The cases of successful prediction and mitigation of landslides are very exceptional worldwide due to their complex nature. Early warning systems are valuable tools for risk reduction, and they empower the community by providing timely alerts spanning hours, thus saving invaluable lives. In this study, we presented a successful case of early warning and emergency mitigation measures accomplished for a disastrous rockslide in Southwestern China. Our self-developed LEWS helped to predict and mitigate the rockslide, eventually achieving zero casualties or injuries and almost no property losses. We also discussed the other four landslides that were successfully predicted by our LEWS. The improved data processing method and the early warning model based on multiple threshold determination methods were introduced. Our study also contributes to the compilation of a comprehensive database of displacement time histories of landslides that will be helpful for predicting similar landslides in the future. The experiences we have learned from the successful cases are summarized as follows:

  • The Longjing rockslide was initially triggered by anthropogenic activities and with time developed into a major disaster needing special attention and exclusive mitigation measures. Since the initial trigger is a manmade slope excavation, this experience also brings out the consequences of underestimating the role of hillslope geology. It is very clear that no prior investigation in 2014 was done regarding the hill slope stability under the influence of the amount of rock mass removed from the slope toe. The necessity of performing a thorough geotechnical stability investigation of adjacent hillslopes along transport network has clearly been understood.
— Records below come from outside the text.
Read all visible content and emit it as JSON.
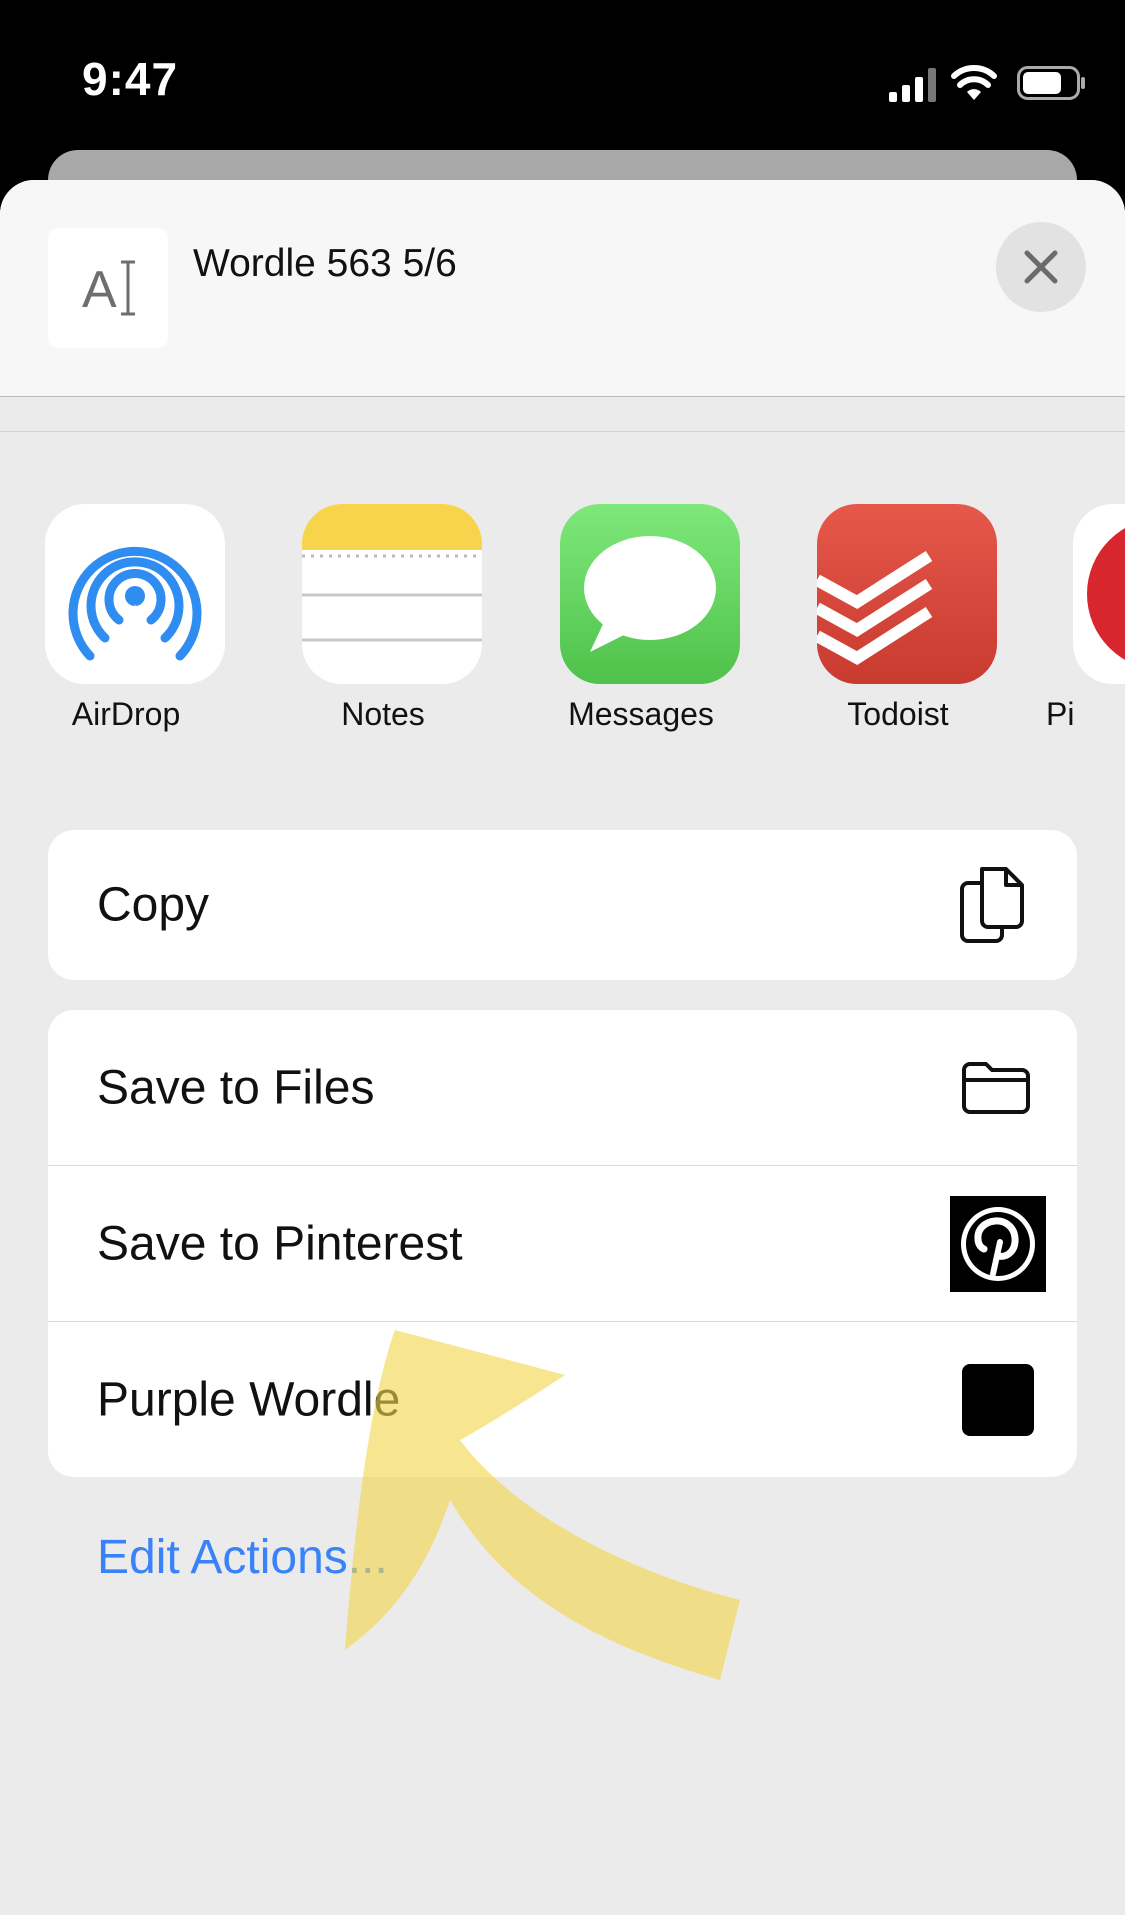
{
  "status_bar": {
    "time": "9:47"
  },
  "share_header": {
    "title": "Wordle 563 5/6",
    "thumbnail_glyph": "A"
  },
  "apps": [
    {
      "label": "AirDrop",
      "icon": "airdrop-icon"
    },
    {
      "label": "Notes",
      "icon": "notes-icon"
    },
    {
      "label": "Messages",
      "icon": "messages-icon"
    },
    {
      "label": "Todoist",
      "icon": "todoist-icon"
    },
    {
      "label": "Pi",
      "icon": "pinterest-app-icon"
    }
  ],
  "actions": {
    "copy": {
      "label": "Copy",
      "icon": "copy-icon"
    },
    "list": [
      {
        "label": "Save to Files",
        "icon": "folder-icon"
      },
      {
        "label": "Save to Pinterest",
        "icon": "pinterest-icon"
      },
      {
        "label": "Purple Wordle",
        "icon": "shortcut-square-icon"
      }
    ]
  },
  "edit_actions": "Edit Actions...",
  "colors": {
    "link": "#3a82f7",
    "highlight": "#f4d54a"
  }
}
  • Satellite images are very helpful to track the deformation history of landslides especially for cases where deformation is ongoing and there is a lack of continuous monitoring data. For the Longjing rockslide, it is with the help of initial interpretation from freely available satellite images; the mitigation measures have been planned and carried out.

  • Knowledge of site conditions play an imminent role before, during, and after setting up the LEWS and both the in situ monitoring and mitigation measures should be carried out simultaneously to prevent minor to major disasters in quick time.

  • The importance of considering different and multiple-level thresholds (criteria) in an early warning system is substantially proven. We recommend the use of multiple thresholds measured from different sensors together to keep the system uninterrupted and reliable during an emergency.